Metropoll Araştırma'nın sahibi Özer Sencer'den Karar TV'de Elif Çakır ve Yıldıray Oğur'a siyaset sahnesini karıştıracak bomba bir ifşa geldi. Özer Sencer, özellikle Ekrem İmamoğlu'nun cumhurbaşkanı adayı gösterilmesini isteyenlerin kameralar ve ses kayıt cihazları yokken dillendirdiği CHP'nin seçim formülünü canlı yayında açık açık anlattı. Sabah yazarı Hilal Kaplan da "Fonlandığı partinin 'siyasi aktivisti' kesilen anketçi tipi" eleştirisi getirdi.
Özer Sencar, isim vermeden Ekrem İmamoğlu'nun cumhurbaşkanı seçimini kazanabileceğini belirterek, "Türkiye'yi mi almak lazım, İstanbul'u mu almak lazım? Türkiye'yi alma gücün varsa, İstanbul'u verirsin. Seçildikten üç gün sonra da kayyum atarsın" dedi.
Özer Sencer'in demokrasi adına çok tehlikeli ve ayıp olan "Seçimi kaybedersen İstanbul'a kayyum atar geri alırsın" formülüne Çakır ve Yıldıray Oğur, "Bunlar çok yanlış şeyler" diye itiraz etti.
Sencer, HDP'li belediyelere kayyum atanmasını örnek göstererek, "Zannediyor musunuz ki Erdoğan seçimi kazandıktan sonra şu andaki CHP'li belediye başkanları yerlerinde kalabilecek" ifadelerini kullandı.
Hilal Kaplan'dan Sencer'e: "Fonlandığı partinin 'siyasi aktivisti' anketçi
Sabah gazetesi yazarı Hilal Kaplan, Özer
Sencer'in o açıklamalarını yerden yere vurdu. "Anketçilik ile
siyaset ilişkisi dünyanın her yerinde netamelidir, ama bizdeki
kadar fonlandığı partinin "siyasi aktivisti" kesilen
anketçi tipolojisi zor bulunur" diyen Kaplan şunları
yazdı:
Onlardan birisi olan Metropoll'ün sahibi Özer Sencer,
İmamoğlu'nun cumhurbaşkanlığı adaylığı için katıldığı programda
şöyle demiş: "Türkiye'yi mi almak lazım, İstanbul'u mu almak lazım?

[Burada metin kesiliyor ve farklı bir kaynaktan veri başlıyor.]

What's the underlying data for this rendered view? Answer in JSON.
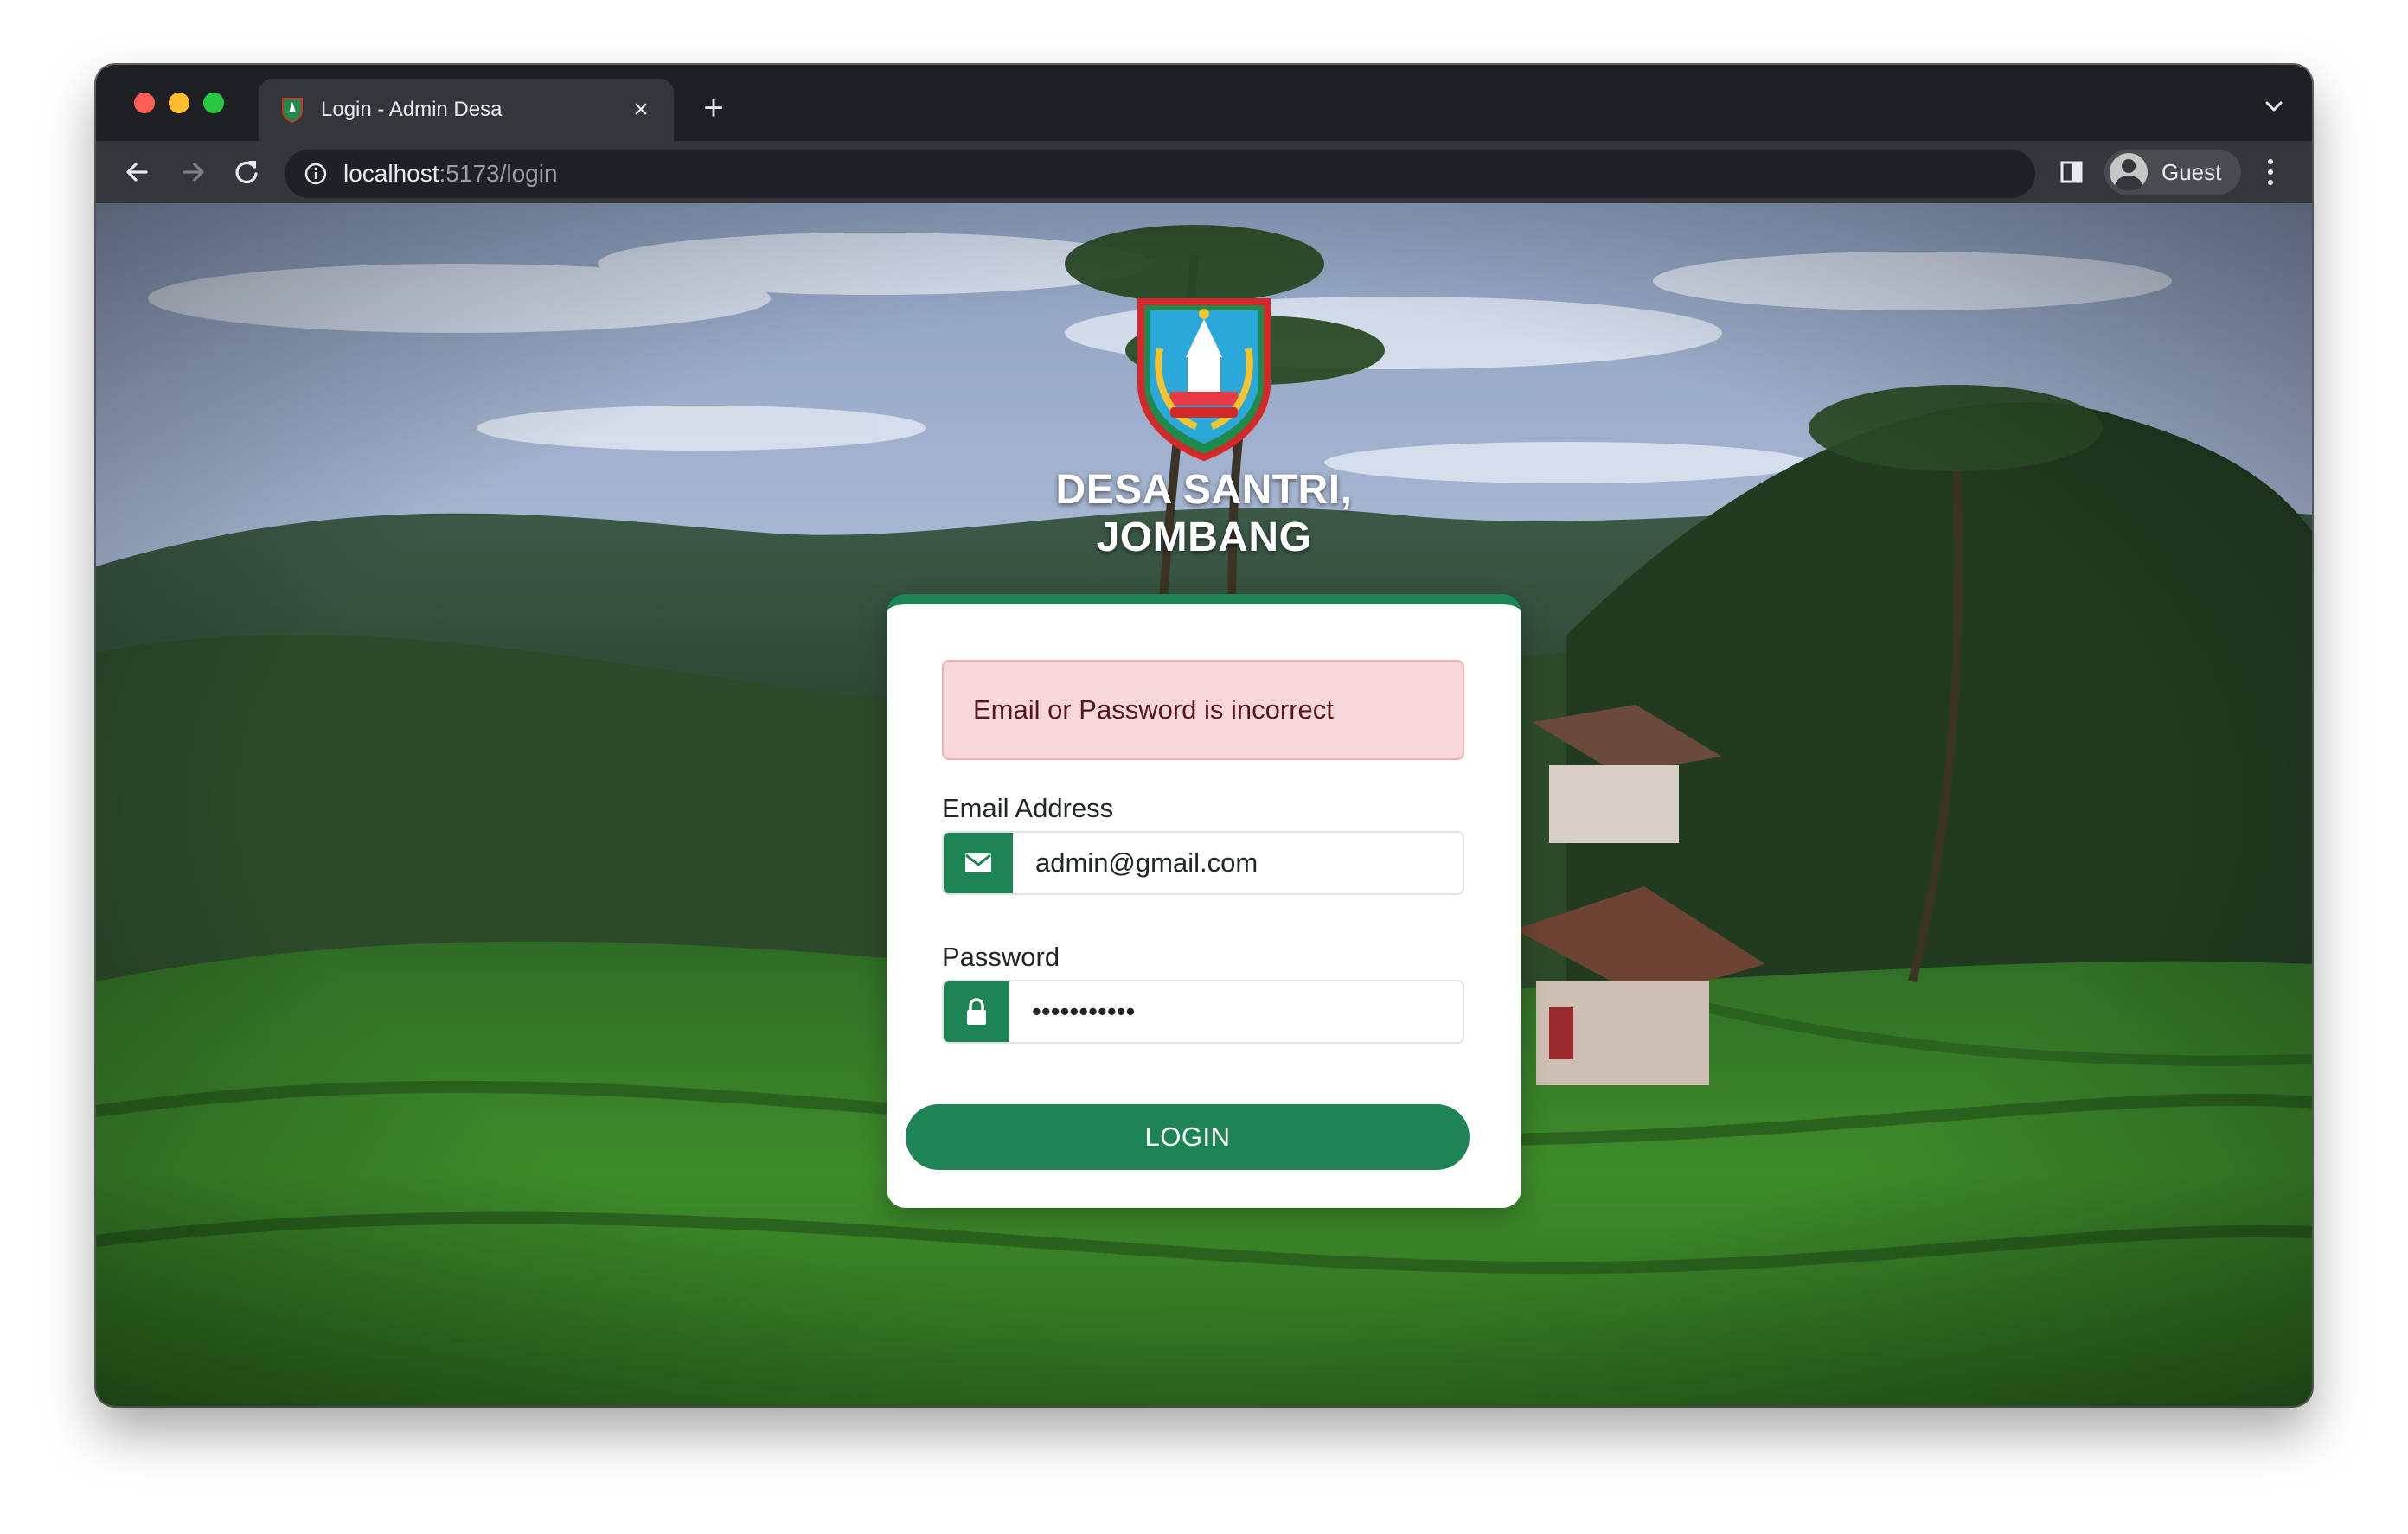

Türkiye'yi alma gücün varsa, İstanbul'u
verirsin. Seçildikten üç gün sonra da kayyum
atarsın."
Yani halkın nabzını tutmak, nötr olmayıp da siyasi taraf olmak
neyse de şehirleri "alım gücü" çerçevesinde bir ürün gibi
nitelendirip ondan sonra da sırf iktidar nefretinden
ötürü "kayyum atarsın" kabadayılığı nasıl bir akıl
tutulmasıdır?
Hem seçmen davranışları üzerine uzmanlaşacaksın hem de seçmenin
oy hakkını hiçe sayacaksın. CHP'nin vaat ettiği demokrasi anlayışı
bu mudur? Belki de tam olarak budur, evet.
PKK'ya yakın belediyelere kayyum atanmasına karşı çıkıp sadece
AK Parti yönetmesin diye en büyük belediyeye kayyum
atamak..
"Yapmazlar" diyememek en büyük sorun zaten.